Nei casi elencati si tratta di un certo bene, di natura molto variabile: bene materiale (denaro, salute, potere), morale (capacità umane, stima, affetto di alcune persone), spirituale (virtù, doni e grazie spirituali), bene che desideriamo e riteniamo necessario, che abbiamo paura di perdere odi non acquisire, o bene di cui effettivamente manchiamo. L'inquietudine provocata dalla mancanza o dalla paura di mancare ci fa perdere la pace.

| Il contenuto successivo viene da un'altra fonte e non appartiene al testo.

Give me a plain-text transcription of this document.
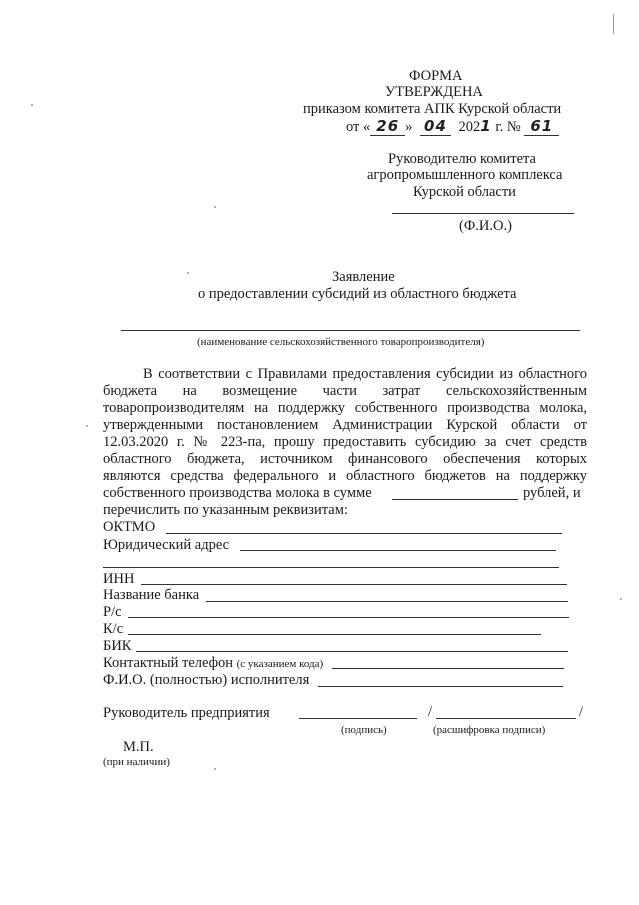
ФОРМА
УТВЕРЖДЕНА
приказом комитета АПК Курской области
от « 26 » 04 2021 г. № 61
Руководителю комитета
агропромышленного комплекса
Курской области
(Ф.И.О.)
Заявление
о предоставлении субсидий из областного бюджета
(наименование сельскохозяйственного товаропроизводителя)
В соответствии с Правилами предоставления субсидии из областного
бюджета на возмещение части затрат сельскохозяйственным
товаропроизводителям на поддержку собственного производства молока,
утвержденными постановлением Администрации Курской области от
12.03.2020 г. № 223-па, прошу предоставить субсидию за счет средств
областного бюджета, источником финансового обеспечения которых
являются средства федерального и областного бюджетов на поддержку
собственного производства молока в сумме	рублей, и
перечислить по указанным реквизитам:
ОКТМО
Юридический адрес
ИНН
Название банка
Р/с
К/с
БИК
Контактный телефон (с указанием кода)
Ф.И.О. (полностью) исполнителя
Руководитель предприятия	/	/
(подпись)	(расшифровка подписи)
М.П.
(при наличии)
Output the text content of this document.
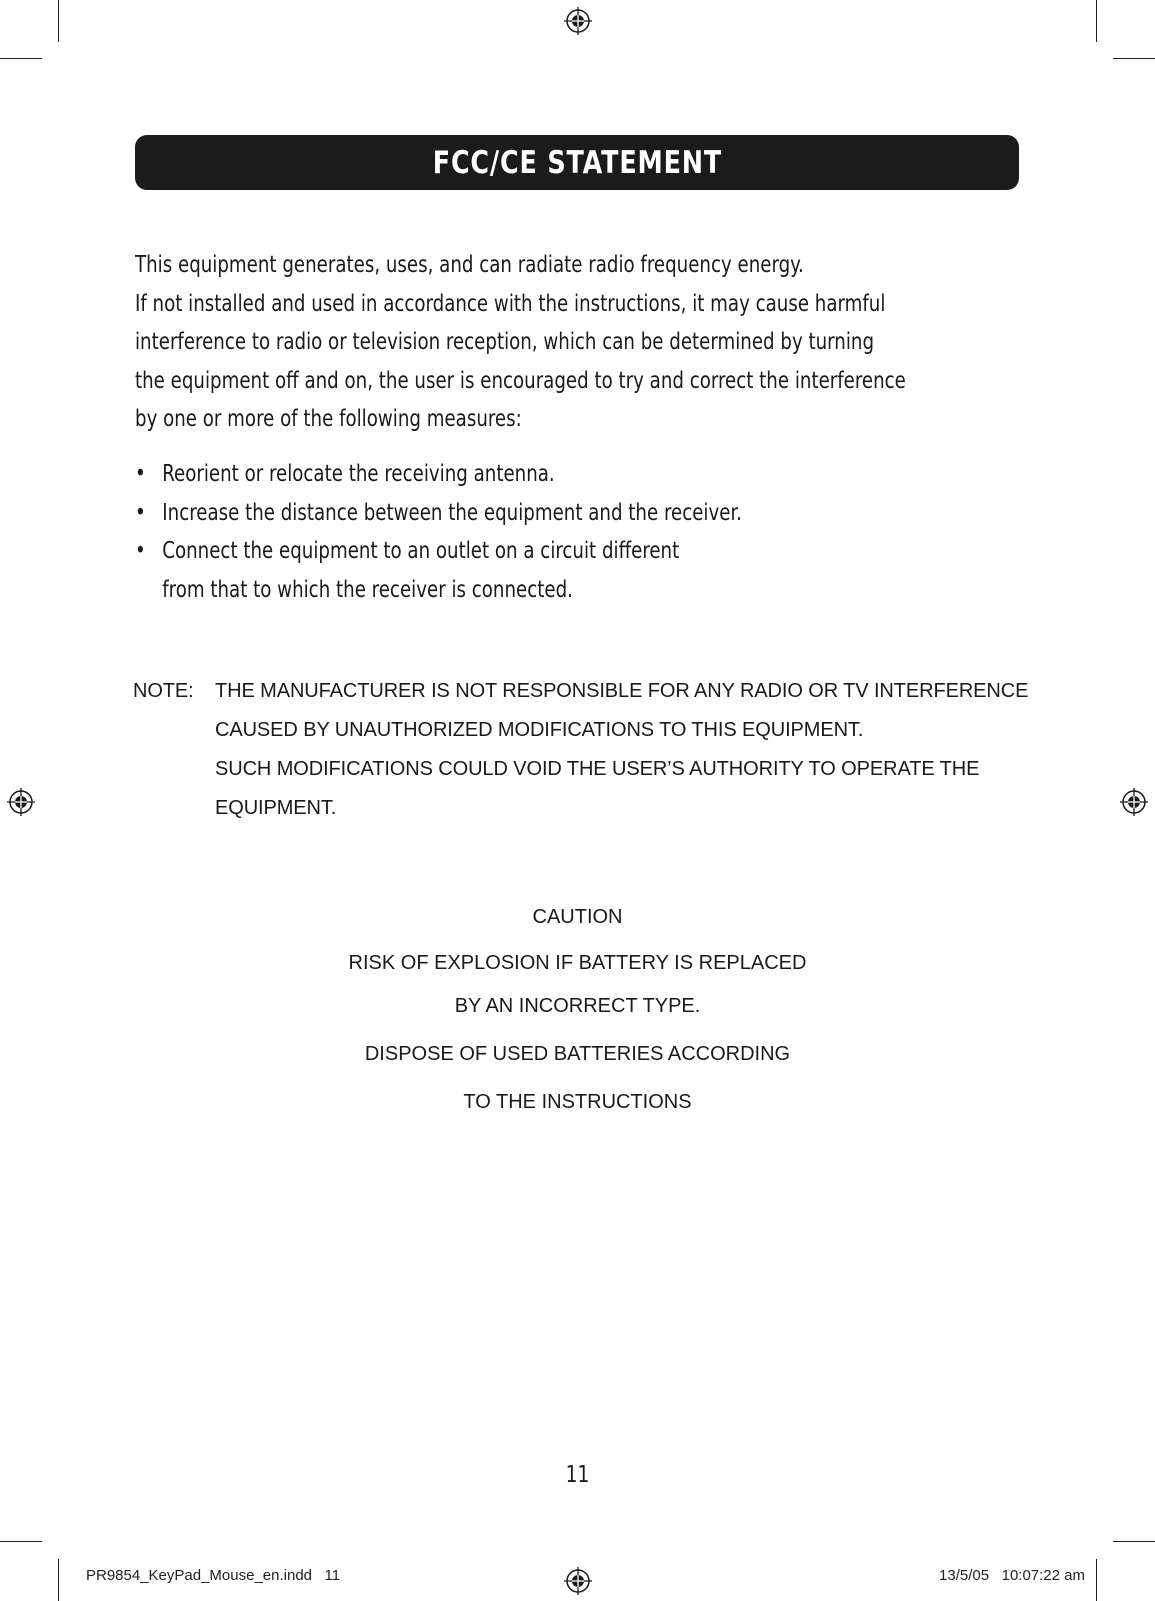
FCC/CE STATEMENT
This equipment generates, uses, and can radiate radio frequency energy.
If not installed and used in accordance with the instructions, it may cause harmful
interference to radio or television reception, which can be determined by turning
the equipment off and on, the user is encouraged to try and correct the interference
by one or more of the following measures:
• Reorient or relocate the receiving antenna.
• Increase the distance between the equipment and the receiver.
• Connect the equipment to an outlet on a circuit different
from that to which the receiver is connected.
NOTE: THE MANUFACTURER IS NOT RESPONSIBLE FOR ANY RADIO OR TV INTERFERENCE
CAUSED BY UNAUTHORIZED MODIFICATIONS TO THIS EQUIPMENT.
SUCH MODIFICATIONS COULD VOID THE USER’S AUTHORITY TO OPERATE THE
EQUIPMENT.
CAUTION
RISK OF EXPLOSION IF BATTERY IS REPLACED
BY AN INCORRECT TYPE.
DISPOSE OF USED BATTERIES ACCORDING
TO THE INSTRUCTIONS
11
PR9854_KeyPad_Mouse_en.indd   11	13/5/05   10:07:22 am
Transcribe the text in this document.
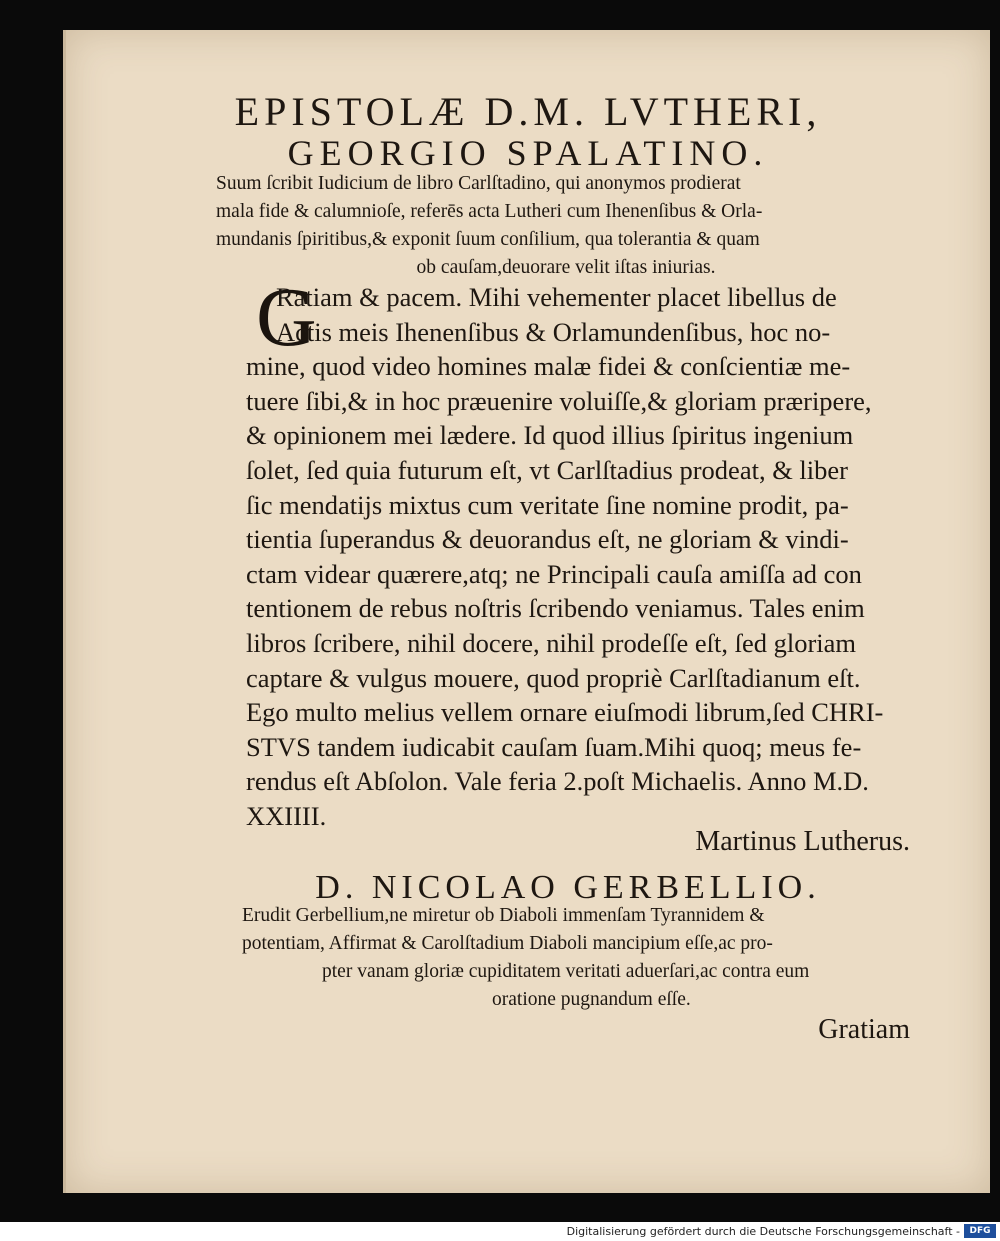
EPISTOLÆ D.M. LVTHERI,
GEORGIO SPALATINO.
Suum ſcribit Iudicium de libro Carlſtadino, qui anonymos prodierat
mala fide & calumnioſe, referēs acta Lutheri cum Ihenenſibus & Orla-
mundanis ſpiritibus,& exponit ſuum conſilium, qua tolerantia & quam
ob cauſam,deuorare velit iſtas iniurias.
G
Ratiam & pacem. Mihi vehementer placet libellus de
Actis meis Ihenenſibus & Orlamundenſibus, hoc no-
mine, quod video homines malæ fidei & conſcientiæ me-
tuere ſibi,& in hoc præuenire voluiſſe,& gloriam præripere,
& opinionem mei lædere. Id quod illius ſpiritus ingenium
ſolet, ſed quia futurum eſt, vt Carlſtadius prodeat, & liber
ſic mendatijs mixtus cum veritate ſine nomine prodit, pa-
tientia ſuperandus & deuorandus eſt, ne gloriam & vindi-
ctam videar quærere,atq; ne Principali cauſa amiſſa ad con
tentionem de rebus noſtris ſcribendo veniamus. Tales enim
libros ſcribere, nihil docere, nihil prodeſſe eſt, ſed gloriam
captare & vulgus mouere, quod propriè Carlſtadianum eſt.
Ego multo melius vellem ornare eiuſmodi librum,ſed CHRI-
STVS tandem iudicabit cauſam ſuam.Mihi quoq; meus fe-
rendus eſt Abſolon. Vale feria 2.poſt Michaelis. Anno M.D.
XXIIII.
Martinus Lutherus.
D. NICOLAO GERBELLIO.
Erudit Gerbellium,ne miretur ob Diaboli immenſam Tyrannidem &
potentiam, Affirmat & Carolſtadium Diaboli mancipium eſſe,ac pro-
pter vanam gloriæ cupiditatem veritati aduerſari,ac contra eum
oratione pugnandum eſſe.
Gratiam
Digitalisierung gefördert durch die Deutsche Forschungsgemeinschaft -	DFG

Cosa può permetterci di rimanere sempre in pace in questo genere di situazioni? La saggezza umana, con le sue precauzioni, le sue previsioni, le riserve ed assicurazioni d'ogni sorta, non basta di certo. Chi può garantire a se stesso con sicurezza il possesso duraturo di un bene qualsiasi? Non è certo grazie a calcoli e preoccupazioni che riusciremo a cavarcela. «E chi di voi, per quanto si dia da fare, può aggiungere un'ora sola alla sua vita?» (Mt 6,27). L'uomo non ha mai la certezza matematica di ottenere qualcosa e tutto quanto tiene tra le mani può sfuggirgli da un momento all'altro. Non vi è alcuna garanzia umana su cui appoggiarsi saldamente.
Gesù ci dice: «Chi vorrà salvare la propria vita la perderà» (Mt 16,25). Il modo più sicuro per perdere la pace è proprio il cercare di assicurarsi la propria vita, di acquistare o conservare un bene qualsiasi con l'aiuto della sola industria umana. In quali tormenti ed inquietudini si mette la persona che cerca di salvarsi in questo modo, considerate le sue forze limitate, l'impossibilità di prevedere tante cose, le delusioni che possono procurare gli avvenimenti o le persone sulle quali si fa affidamento!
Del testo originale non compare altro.